Luke, The US Will Be With You, Always
Updated on November 2, 2008, 2:13 PM - Written by Tim Buttner
Is it possible that Luke Skywalker represents the United States of America in the first installment of the Star Wars movies? The people of the US were tired of the corruption in their government, and its failure to do anything to fix it. "The Clone Wars" in the Star Wars universe represents two different conflicts that the United States fought in to battle the spread of Communism on the planet Earth. Those conflicts, Korea and Vietnam, were part of American's recent memory at the time of the first Star Wars release, especially Vietnam, and lent to the suspended belief that Luke represented them.
Luke talks about the rebellion but feels there's nothing he can do to aid it in its fight against the Empire, which represents the Communist regime of the USSR, and whines about never being able to get out of his dead-end life as a moister farmer. His answer comes in the form of two droids carrying a distress call from Princess Leia, whose part of the Rebel Alliance, intended for Obi-Wan Kenobi. The American people's answer came in the form of viewing first hand corruption in its highest power at Watergate, which propelled them to cry out for change. The change didn't come quickly but, in its own way, it managed to prove the infallibility of the young United States that was policing the world. Maybe the Empire was in some way the United States then, and Luke Skywalker was supposed to be rebelling against the atrocities being committed by those in power, to which the American people needed to rebel against.
The major turning point in Luke's decision to accompany Obi-Wan and the droids to Alderaan is the death of his aunt and uncle by the faceless Stormtroopers, who we've now learned stemmed from the Clone Troopers of the Clone Wars. The American people didn't have as major of a turning point to make them decide to push for change in their government because Nixon left office and a new political party took over. They were angry because Ford pardoned Nixon and allowed him to get away with his crimes, but that's not the same as Luke losing his aunt an uncle.
Luke represents the American people because he goes from sitting around complaining about what is happening in his universe, but not doing anything about it, to becoming an active member in a group determined to restore the former glory, and as well bring new and improved politics, to his universe. This of course meant fighting against the evil Empire that had taken over, and in terms of the American people it meant taking an active part in their democratic rights, which included protests and rallies. It also meant that besides working to improve their own country, Americans were going work hard to improve the rest of the world as well, and that meant in a lot of ways to work to offset the spread of Communism.

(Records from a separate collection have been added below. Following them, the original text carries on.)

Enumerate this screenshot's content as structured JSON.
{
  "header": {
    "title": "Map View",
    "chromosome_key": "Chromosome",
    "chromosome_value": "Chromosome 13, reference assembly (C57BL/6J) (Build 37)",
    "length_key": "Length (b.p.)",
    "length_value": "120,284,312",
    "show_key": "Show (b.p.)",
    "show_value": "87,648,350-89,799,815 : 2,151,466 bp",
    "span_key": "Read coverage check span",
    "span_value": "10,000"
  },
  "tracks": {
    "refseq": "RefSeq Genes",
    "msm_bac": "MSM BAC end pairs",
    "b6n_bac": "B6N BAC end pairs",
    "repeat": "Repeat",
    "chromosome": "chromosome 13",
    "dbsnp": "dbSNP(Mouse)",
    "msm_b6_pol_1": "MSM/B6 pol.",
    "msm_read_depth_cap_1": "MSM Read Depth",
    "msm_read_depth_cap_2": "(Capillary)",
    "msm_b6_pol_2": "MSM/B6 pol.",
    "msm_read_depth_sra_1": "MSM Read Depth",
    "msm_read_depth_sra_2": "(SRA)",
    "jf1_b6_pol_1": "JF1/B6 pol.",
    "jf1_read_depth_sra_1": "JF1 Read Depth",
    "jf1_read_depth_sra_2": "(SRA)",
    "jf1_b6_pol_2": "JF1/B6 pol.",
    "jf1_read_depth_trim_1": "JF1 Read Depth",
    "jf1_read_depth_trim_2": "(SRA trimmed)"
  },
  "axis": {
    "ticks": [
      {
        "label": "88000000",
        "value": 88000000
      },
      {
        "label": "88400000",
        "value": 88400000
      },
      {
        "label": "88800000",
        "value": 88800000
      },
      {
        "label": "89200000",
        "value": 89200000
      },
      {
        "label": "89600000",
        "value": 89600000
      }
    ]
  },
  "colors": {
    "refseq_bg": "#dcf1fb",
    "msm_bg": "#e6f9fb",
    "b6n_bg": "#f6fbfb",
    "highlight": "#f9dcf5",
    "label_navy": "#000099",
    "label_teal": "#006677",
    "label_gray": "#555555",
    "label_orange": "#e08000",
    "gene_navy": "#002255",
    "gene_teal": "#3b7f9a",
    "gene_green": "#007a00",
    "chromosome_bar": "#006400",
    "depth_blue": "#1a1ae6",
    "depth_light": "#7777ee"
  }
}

Were the actions of America's people correct? History has proven that some of their decisions were for the better, while some of their others lead to further disaster and war (I'm referring to Al Queda and 9/11, because it was America who assisted in the groups fight against the Soviets). We've only seen to the victory of the Rebellion on the Star Wars saga, and Lucas has only shown what came before, but it is possible that one day Lucas will let us see Episodes 7, 8, and 9. When that day comes we will be able to see whether Luke's efforts were worth it.